2010 was one of the toughest years of my life, but at the end of it, I’m a much better person than I was at the beginning. Here are some things I’ve learned:

  1. Forget about superlatives
    Perfectionism is something that I’ve struggled with since I was a kid. When I say perfectionism, I don’t mean the kind of commitment to excellence that you appreciate from folks who make kickass stuff. I mean the kind of debilitating, self-sabotaging self-requirement that says mistakes are not allowed, that you have to be all things to all people all the time. I owe a big thanks in this area to my reading The Now Habit by Neil Fiore.

    Here’s what I’ve learned, too. Chances are (and this is OK, by the way) that there’s no aspect of me that is superlative. I used to be the smartest person I knew. Then I went to graduate school and met some ridiculously smart people that cared a helluva lot more than I did. And in my computer science program, there were people like that too.

    There have been a lot of things I thought I was superlative. But slowly, one by one, I have been disabused of all of those. What’s dangerous is that if you base your identity on superlatives, you’ll eventually be left with just the shell of an identity when those are stripped away.

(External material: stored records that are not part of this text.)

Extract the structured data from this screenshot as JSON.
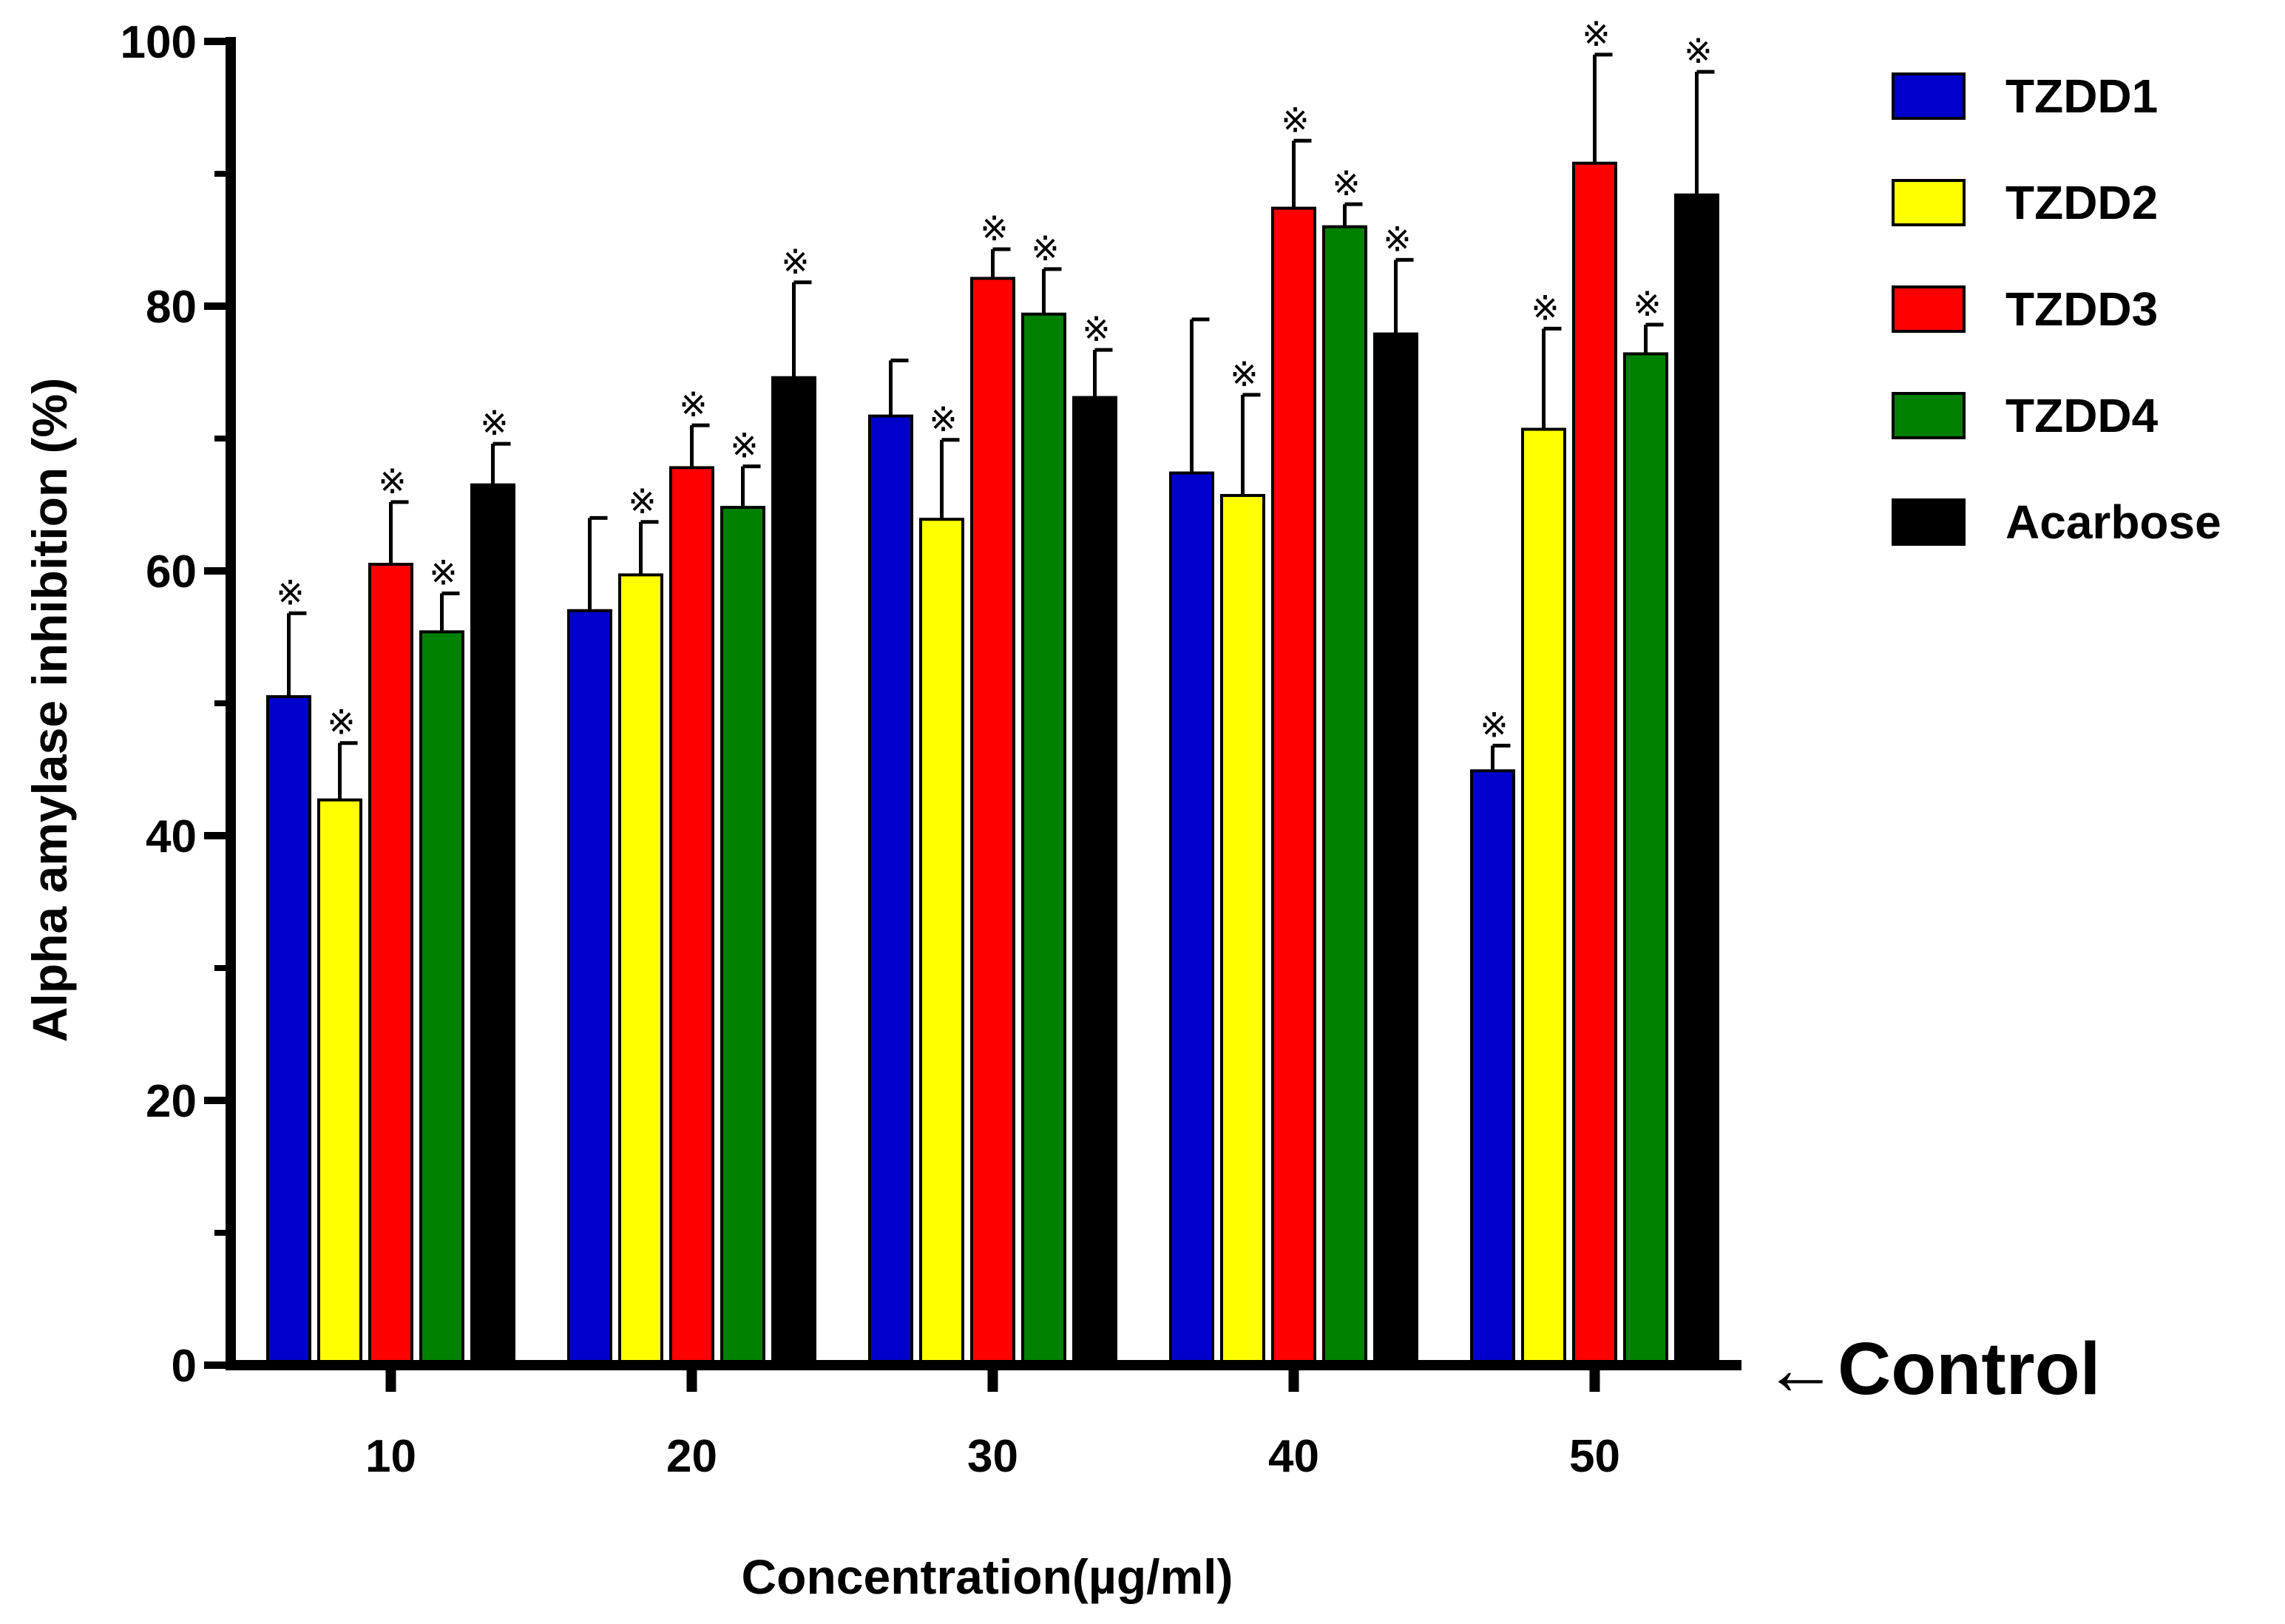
{
  "chart_data": {
    "type": "bar",
    "xlabel": "Concentration(µg/ml)",
    "ylabel": "Alpha amylase inhibition (%)",
    "ylim": [
      0,
      100
    ],
    "yticks": [
      0,
      20,
      40,
      60,
      80,
      100
    ],
    "categories": [
      "10",
      "20",
      "30",
      "40",
      "50"
    ],
    "legend_position": "top-right",
    "significance_marker": "※",
    "control_annotation": "←Control",
    "series": [
      {
        "name": "TZDD1",
        "color": "#0000cc",
        "values": [
          50.5,
          57.0,
          71.7,
          67.4,
          44.9
        ],
        "errors": [
          6.3,
          7.0,
          4.2,
          11.6,
          1.9
        ],
        "significant": [
          true,
          false,
          false,
          false,
          true
        ]
      },
      {
        "name": "TZDD2",
        "color": "#ffff00",
        "values": [
          42.7,
          59.7,
          63.9,
          65.7,
          70.7
        ],
        "errors": [
          4.3,
          4.0,
          6.0,
          7.6,
          7.6
        ],
        "significant": [
          true,
          true,
          true,
          true,
          true
        ]
      },
      {
        "name": "TZDD3",
        "color": "#ff0000",
        "values": [
          60.5,
          67.8,
          82.1,
          87.4,
          90.8
        ],
        "errors": [
          4.7,
          3.2,
          2.2,
          5.1,
          8.2
        ],
        "significant": [
          true,
          true,
          true,
          true,
          true
        ]
      },
      {
        "name": "TZDD4",
        "color": "#008000",
        "values": [
          55.4,
          64.8,
          79.4,
          86.0,
          76.4
        ],
        "errors": [
          2.9,
          3.1,
          3.4,
          1.7,
          2.2
        ],
        "significant": [
          true,
          true,
          true,
          true,
          true
        ]
      },
      {
        "name": "Acarbose",
        "color": "#000000",
        "values": [
          66.5,
          74.6,
          73.1,
          77.9,
          88.4
        ],
        "errors": [
          3.1,
          7.2,
          3.6,
          5.6,
          9.3
        ],
        "significant": [
          true,
          true,
          true,
          true,
          true
        ]
      }
    ]
  }
}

So, what have I learned to base my identity on? The answer to that is simple: things that don’t change. Being a husband, friend, uncle, son, a software engineer, guitarist, Pez collector, and other things. And what’s left? Getting better at them and helping others get better at their thing too. That’s it.

  2. Keep Your Balance
    When I have a decision to make, it’s easy to let a particular emotional component of the situation make me lose perspective. When a new client contacts me with a project, I have a decision to make. If all I think about is the money, I might overlook how additional time commitments might affect my marriage, work, and other deadlines. Even if I manage to keep those things in balance, maybe I’ll have to burn the midnight oil or forego my exercise routine to make it all happen and that could affect my health. This isn’t to say that I won’t still take the project, but when I do I will know it’s a better considered decision that I would likely have made a year ago.

  3. First Person Transitive
    Merlin Mann’s been using this phrase for a while and it’s been such a huge help to me. My friend Patrick says it this way, “Don’t worry; do. If there’s nothing to be done, don’t worry.” When I face a problem, I face a simple question: Is there anything I can do about this? If the answer is yes, then get your ass to work. If the answer is no, then accept the state of things and make the best of it. There’s no other option.


In 2011, I have some modest goals:

  1. Be a supportive and encouraging husband to my awesome wife as she finishes up her medical school prerequisites.
  2. Write and release at least one more indie code thing. I have several ideas in the pipeline for Mac, iOS, and the web, so we’ll see which one makes it out first.
  3. Continue getting into better physical condition.
  4. Slow down and enjoy things better than I did this year.

That’s it. Really those are my goals for 2011. Of course the usual ephemera such as being a good friend and remembering to take out the trash when it’s full, but those are ongoing, unmeasurable things. So, for 2011, my list is four deep. That seems manageable.